Studio album by Slightly Stoopid
- Released: August 7, 2007
- Recorded: Total Access Recording, Redondo Beach, California Wire Recording, Austin, Texas Kingsize Soundlabs, Eagle Rock, California Philadelphonic Studio, Philadelphia
- Genres: Reggae; rocksteady; dub;
- Length: 64:49
- Labels: Controlled Substance Sound Labs Powerslave Records (Japan) Stoopid Records
- Producers: Miguel, Paul Leary, Mario C., Chris DiBeneditto

Slightly Stoopid chronology
| Winter Tour '05-'06 Live CD/DVD (2006) | Chronchitis (2007) | Slightly Not Stoned Enough to Eat Breakfast Yet Stoopid (2008) |

= Chronchitis =

Chronchitis is American band Slightly Stoopid's fifth studio album, produced by Mario C, Paul Leary, Miguel and Chris DiBeneditto, released on August 7, 2007, on Stoopid Records/Controlled Substance Sound Labs. This album features artists such as G Love, Guru of Gang Starr, Angelo Moore of Fishbone, Toko Tasi and Money Mark.

The album debuted at number 55 on the U.S. Billboard 200, selling about 12,000 copies in its first week.

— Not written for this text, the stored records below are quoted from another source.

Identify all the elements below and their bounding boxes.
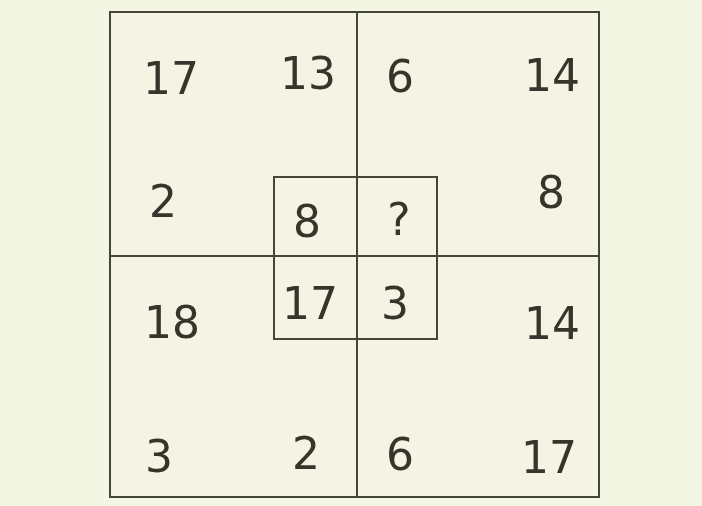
number-bl-lower-left: 3 [145,435,173,479]
number-br-lower-left: 6 [386,433,414,477]
number-tr-lower-right: 8 [537,171,565,215]
number-tl-upper-right: 13 [280,52,336,96]
number-bl-lower-right: 2 [292,432,320,476]
number-tl-upper-left: 17 [143,57,199,101]
puzzle-board: 17 13 6 14 2 8 18 14 3 2 6 17 8 ? 17 3 [109,11,600,498]
number-tr-upper-right: 14 [524,54,580,98]
number-tr-upper-left: 6 [386,55,414,99]
number-br-lower-right: 17 [521,436,577,480]
number-center-top-right-unknown: ? [387,198,410,242]
number-bl-upper-left: 18 [144,301,200,345]
number-tl-lower-left: 2 [149,180,177,224]
number-br-upper-right: 14 [524,302,580,346]
number-center-top-left: 8 [293,200,321,244]
puzzle-stage: 17 13 6 14 2 8 18 14 3 2 6 17 8 ? 17 3 [0,0,702,506]
number-center-bottom-right: 3 [381,282,409,326]
number-center-bottom-left: 17 [282,282,338,326]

Chronichitis was released in Japan on June 4, 2008, on Powerslave Records with six bonus tracks.

Professional ratings
Review scores
| Source | Rating |
| AbsolutePunk.net | (68%) |
| Allmusic | Star Half star |

==Track listing==
All tracks by Slightly Stoopid except where noted

1. "Anywhere I Go" – 4:27
2. "The Otherside" (feat. Guru) – 3:12
3. "Hold on to the One" – 3:42
4. "2am" – 4:59
5. "Blood of My Blood" – 3:14
6. "Nobody Knows" – 3:48
7. "Above the Clouds" – 3:59
8. "Digital" – 3:49
9. "Round the World" – 3:22
10. "Baby I Like It" (feat. G. Love) – 4:15
11. "Ocean" – 3:19
12. "Jimi" – 3:46
13. "Breakbeat" (feat. DJ Hellnaw) – 3:56
14. "Mind on Your Music" – 2:17
15. "Ever Really Wanted" (feat. Angelo Moore) – 4:01
16. "Girl U So Fine" / "Girl U So Fine, Pt. 2" (feat. Toko Tasi) – 5:54
17. "Reward for Me" (Joe Higgs) – 2:49

===Japan Release Bonus Tracks===
- "No Cocaine (feat. Inner Circle)"
- "False Rhythms"
- "She Bangz"
- "London Dub"
- "The Fruits “Legalize Them”"
- "Ain't No Reason to Go"

==Charts==

| Chart (2007) | Peak position |
|---|---|
| US Billboard 200 | 55 |
| US Top Alternative Albums (Billboard) | 15 |
| US Digital Albums (Billboard) | 55 |
| US Independent Albums (Billboard) | 2 |
| US Indie Store Album Sales (Billboard) | 10 |

== Personnel ==

- Brad Bell – Assistant Engineer
- Jeffrey Lamont Brown – Photography
- Mario Caldato, Jr. – Producer, Engineer, Mixing
- C-Money – Trumpet, Keyboards
- Dela – Saxophone
- Chris DiBeneditto – Producer, Engineer, Mixing
- DJ Hell Naw – Turntables
- Miles Doughty – Bass, Guitar, Vocals, Group Member
- Brian Gardner – Mastering
- Lizzie Garlinghouse – Publicity
- Michael "Miguel" Happoldt – Producer, Engineer, Mixing, Tracking
- Paul Leary – Piano (Electric), Producer, Engineer, Mixing, Wurlitzer
- Kyle McDonald – Bass, Guitar, Vocals, Engineer, Group Member
- Money Mark – Synthesizer, Piano, Vibraphone
- Oscar Monsalve – Engineer
- Angelo Moore – Performer
- Ryan Moran (RyMo) – Drums, Group Member
- Oguer Ocon – Harmonica, Percussion, Group Member
- Jon Phillips – Management
- Matt Phillips – Management
- Stuart MacKay Smith – Artwork, Layout Design
- Solaar – Engineer
- Stuart Sullivan – Engineer, Mixing
- Mike Sutherland – Engineer, Assistant Engineer
- Toko Tasi – Performer

==Other==
- This was to be the first studio album released by Slightly Stoopid that did not feature any punk rock themed tracks (with exception to the Japanese release which features tracks "She Bangz" and "Ain't No Reason To Go". Both of which can be found on their later release Slightly Not Stoned Enough To Eat Breakfast Yet Stoopid in America.)